Participate in introductory lectures with ATREE faculty and invited speakers at the main headquarters in Bangalore. Gain insight into the ecosystems of the Western Ghats, conservation, the scientific method, Indian cultures, rural lives and livelihoods, and community development. Admire wildlife including Indian bison, sambhar deer, spotted deer, elephants, and dogs roam the landscape. Visit the Biligiri Rangaswamy Temple Wildlife Sanctuary (BRT), a protected tiger reserve located in southern Karnataka at the confluence of the Western and Eastern Ghats where you will participate in educational trips and activities that focus on a seasonally dry ecosystem, invasive ecology, conservation, community enterprise building, medicinal plants, rain fed agriculture, human-wildlife conflict, religious tourism, and more.
Learn about the Soligas, an indigenous tribal community who were traditionally shifting cultivators, hunters, and gatherers. Learn about invasive ecology and restoration and Investigate tropical wet evergreen forest biology, forest-village interactions, and religious tourism in the Kalakad-Mundanthurai Tiger Reserve (KMTR), a global biodiversity hotspot and UNESCO World Heritage Site.

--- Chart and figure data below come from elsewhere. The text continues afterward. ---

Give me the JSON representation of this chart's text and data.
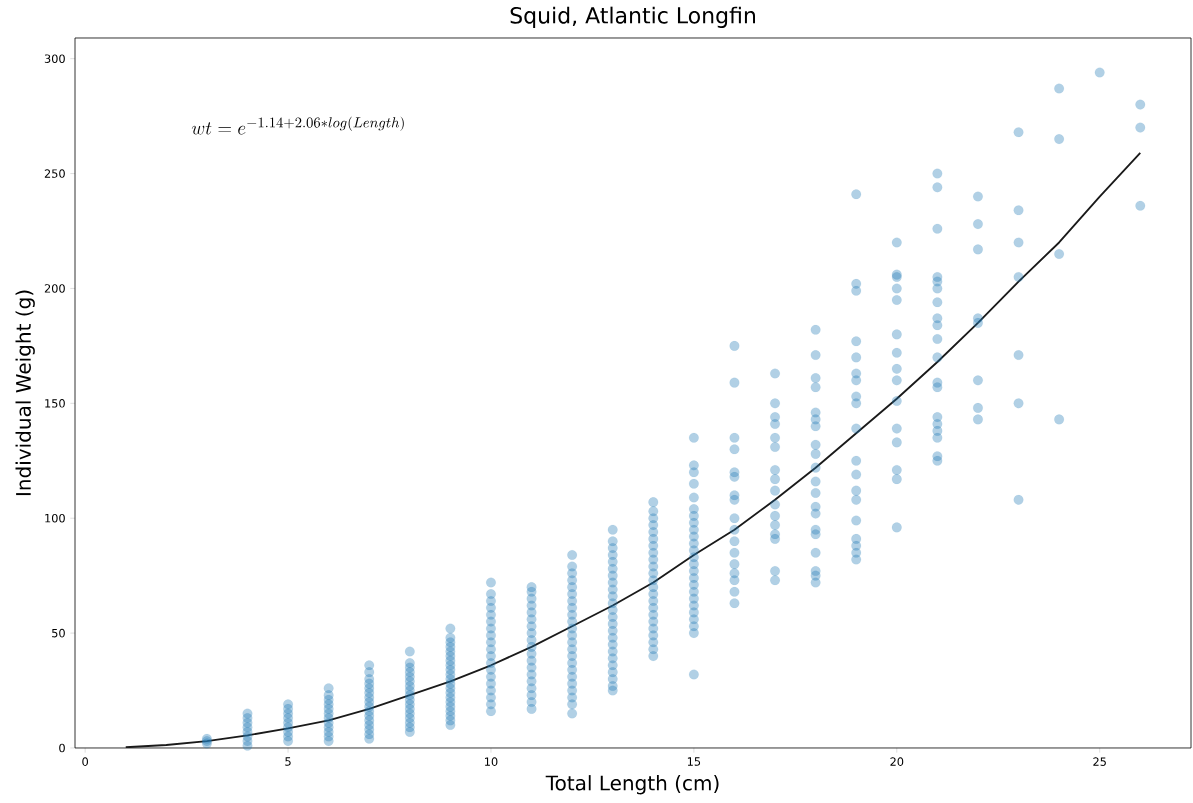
{
  "chart_data": {
    "type": "scatter",
    "title": "Squid, Atlantic Longfin",
    "xlabel": "Total Length (cm)",
    "ylabel": "Individual Weight (g)",
    "annotations": [
      "wt = e^{-1.14 + 2.06 * log(Length)}"
    ],
    "xlim": [
      -0.25,
      27.25
    ],
    "ylim": [
      0,
      309
    ],
    "xticks": [
      0,
      5,
      10,
      15,
      20,
      25
    ],
    "yticks": [
      0,
      50,
      100,
      150,
      200,
      250,
      300
    ],
    "series": [
      {
        "color": "#1f77b4",
        "marker": "circle",
        "x": [
          3,
          3,
          3,
          4,
          4,
          4,
          4,
          4,
          4,
          4,
          4,
          5,
          5,
          5,
          5,
          5,
          5,
          5,
          5,
          5,
          6,
          6,
          6,
          6,
          6,
          6,
          6,
          6,
          6,
          6,
          6,
          6,
          7,
          7,
          7,
          7,
          7,
          7,
          7,
          7,
          7,
          7,
          7,
          7,
          7,
          7,
          7,
          7,
          8,
          8,
          8,
          8,
          8,
          8,
          8,
          8,
          8,
          8,
          8,
          8,
          8,
          8,
          8,
          8,
          8,
          9,
          9,
          9,
          9,
          9,
          9,
          9,
          9,
          9,
          9,
          9,
          9,
          9,
          9,
          9,
          9,
          9,
          9,
          9,
          9,
          9,
          10,
          10,
          10,
          10,
          10,
          10,
          10,
          10,
          10,
          10,
          10,
          10,
          10,
          10,
          10,
          10,
          10,
          10,
          10,
          11,
          11,
          11,
          11,
          11,
          11,
          11,
          11,
          11,
          11,
          11,
          11,
          11,
          11,
          11,
          11,
          11,
          11,
          11,
          12,
          12,
          12,
          12,
          12,
          12,
          12,
          12,
          12,
          12,
          12,
          12,
          12,
          12,
          12,
          12,
          12,
          12,
          12,
          12,
          12,
          12,
          12,
          13,
          13,
          13,
          13,
          13,
          13,
          13,
          13,
          13,
          13,
          13,
          13,
          13,
          13,
          13,
          13,
          13,
          13,
          13,
          13,
          13,
          13,
          13,
          13,
          14,
          14,
          14,
          14,
          14,
          14,
          14,
          14,
          14,
          14,
          14,
          14,
          14,
          14,
          14,
          14,
          14,
          14,
          14,
          14,
          14,
          14,
          14,
          15,
          15,
          15,
          15,
          15,
          15,
          15,
          15,
          15,
          15,
          15,
          15,
          15,
          15,
          15,
          15,
          15,
          15,
          15,
          15,
          15,
          15,
          15,
          15,
          15,
          16,
          16,
          16,
          16,
          16,
          16,
          16,
          16,
          16,
          16,
          16,
          16,
          16,
          16,
          16,
          16,
          16,
          17,
          17,
          17,
          17,
          17,
          17,
          17,
          17,
          17,
          17,
          17,
          17,
          17,
          17,
          17,
          17,
          18,
          18,
          18,
          18,
          18,
          18,
          18,
          18,
          18,
          18,
          18,
          18,
          18,
          18,
          18,
          18,
          18,
          18,
          18,
          18,
          19,
          19,
          19,
          19,
          19,
          19,
          19,
          19,
          19,
          19,
          19,
          19,
          19,
          19,
          19,
          19,
          19,
          19,
          19,
          20,
          20,
          20,
          20,
          20,
          20,
          20,
          20,
          20,
          20,
          20,
          20,
          20,
          20,
          20,
          21,
          21,
          21,
          21,
          21,
          21,
          21,
          21,
          21,
          21,
          21,
          21,
          21,
          21,
          21,
          21,
          21,
          21,
          21,
          22,
          22,
          22,
          22,
          22,
          22,
          22,
          22,
          23,
          23,
          23,
          23,
          23,
          23,
          23,
          24,
          24,
          24,
          24,
          25,
          26,
          26,
          26
        ],
        "values": [
          2,
          3,
          4,
          1,
          3,
          5,
          7,
          9,
          11,
          13,
          15,
          3,
          5,
          7,
          9,
          11,
          13,
          15,
          17,
          19,
          3,
          5,
          7,
          9,
          11,
          13,
          15,
          17,
          19,
          21,
          23,
          26,
          4,
          6,
          8,
          10,
          12,
          14,
          16,
          18,
          20,
          22,
          24,
          26,
          28,
          30,
          33,
          36,
          7,
          9,
          11,
          13,
          15,
          17,
          19,
          21,
          23,
          25,
          27,
          29,
          31,
          33,
          35,
          37,
          42,
          10,
          12,
          14,
          16,
          18,
          20,
          22,
          24,
          26,
          28,
          30,
          32,
          34,
          36,
          38,
          40,
          42,
          44,
          46,
          48,
          52,
          16,
          19,
          22,
          25,
          28,
          31,
          34,
          37,
          40,
          43,
          46,
          49,
          52,
          55,
          58,
          61,
          64,
          67,
          72,
          17,
          20,
          23,
          26,
          29,
          32,
          35,
          38,
          41,
          44,
          47,
          50,
          53,
          56,
          59,
          62,
          65,
          68,
          70,
          15,
          19,
          22,
          25,
          28,
          31,
          34,
          37,
          40,
          43,
          46,
          49,
          52,
          55,
          58,
          61,
          64,
          67,
          70,
          73,
          76,
          79,
          84,
          25,
          27,
          30,
          33,
          36,
          39,
          42,
          45,
          48,
          51,
          54,
          57,
          60,
          63,
          66,
          69,
          72,
          75,
          78,
          81,
          84,
          87,
          90,
          95,
          40,
          43,
          46,
          49,
          52,
          55,
          58,
          61,
          64,
          67,
          70,
          73,
          76,
          79,
          82,
          85,
          88,
          91,
          94,
          97,
          100,
          103,
          107,
          32,
          50,
          53,
          56,
          59,
          62,
          65,
          68,
          71,
          74,
          77,
          80,
          83,
          86,
          89,
          92,
          95,
          98,
          101,
          104,
          109,
          115,
          120,
          123,
          135,
          175,
          159,
          135,
          130,
          120,
          118,
          110,
          108,
          100,
          95,
          90,
          85,
          80,
          76,
          73,
          68,
          63,
          163,
          150,
          144,
          141,
          135,
          131,
          121,
          117,
          112,
          106,
          101,
          97,
          93,
          91,
          77,
          73,
          182,
          171,
          161,
          157,
          146,
          143,
          140,
          132,
          128,
          122,
          116,
          111,
          105,
          102,
          95,
          93,
          85,
          77,
          75,
          72,
          241,
          202,
          199,
          177,
          170,
          163,
          160,
          153,
          150,
          139,
          125,
          119,
          112,
          108,
          99,
          91,
          88,
          85,
          82,
          220,
          206,
          205,
          200,
          195,
          180,
          172,
          165,
          160,
          151,
          139,
          133,
          121,
          117,
          96,
          250,
          244,
          226,
          205,
          203,
          200,
          194,
          187,
          184,
          178,
          170,
          159,
          157,
          144,
          141,
          138,
          135,
          127,
          125,
          240,
          228,
          217,
          187,
          185,
          160,
          148,
          143,
          268,
          234,
          220,
          205,
          171,
          150,
          108,
          287,
          265,
          215,
          143,
          294,
          280,
          270,
          236
        ]
      },
      {
        "type": "line",
        "color": "#1a1a1a",
        "x": [
          1,
          2,
          3,
          4,
          5,
          6,
          7,
          8,
          9,
          10,
          11,
          12,
          13,
          14,
          15,
          16,
          17,
          18,
          19,
          20,
          21,
          22,
          23,
          24,
          25,
          26
        ],
        "values": [
          0.3,
          1.3,
          3,
          5.5,
          8.5,
          12,
          17,
          23,
          29,
          36,
          44,
          53,
          62,
          72,
          84,
          95,
          108,
          122,
          137,
          152,
          168,
          185,
          203,
          220,
          240,
          259
        ]
      }
    ]
  }
}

Located near the city of Bangalore, the Western Ghats are a chain of mountains that run along the western coast of peninsular India. Due to their proximity to the ocean, this ecosystem receives high amounts of rainfall throughout the year, resulting in a moist deciduous forest and rain forest. Many species of the Western Ghats are found nowhere else in the world, including over 75% of amphibians and more than 60% of reptiles. The area is home to over 6,000 vascular plants, of which over 3,000 are endemic to the region. Many of the world’s spices, such as black pepper and cardamom, also have their origins in the Western Ghats. The Agasthyamalai Hills, in the extreme south of the area, are home to over 450 species of birds , 140 mammals, 260 reptiles, and 175 amphibians. Though the Western Ghats are rich in biological diversity, this ecosystem is facing extreme endangerment today. SEE-U India provides an intellectually stimulating experience and serves as a platform for necessary debates on how to better integrate environmental preservation into India’s development strategy.
SEE-U India is offered in partnership with The Columbia Global Center | South Asia, which provides programs and activities involving students and faculty to focus on issues relating to the South Asian region. Southern Asia has a unique history and is at a critical junction of global importance and faces unprecedented opportunities and challenges across several sectors, including: business; health; environment; education; urban planning; infrastructure; economic development; and arts and culture. By leveraging world-class thought leaders, sharing resources, and conducting innovative projects using a multidisciplinary approach, The Columbia Global Centers | South Asia collaboratively examines and attempts to find solutions to these complex issues.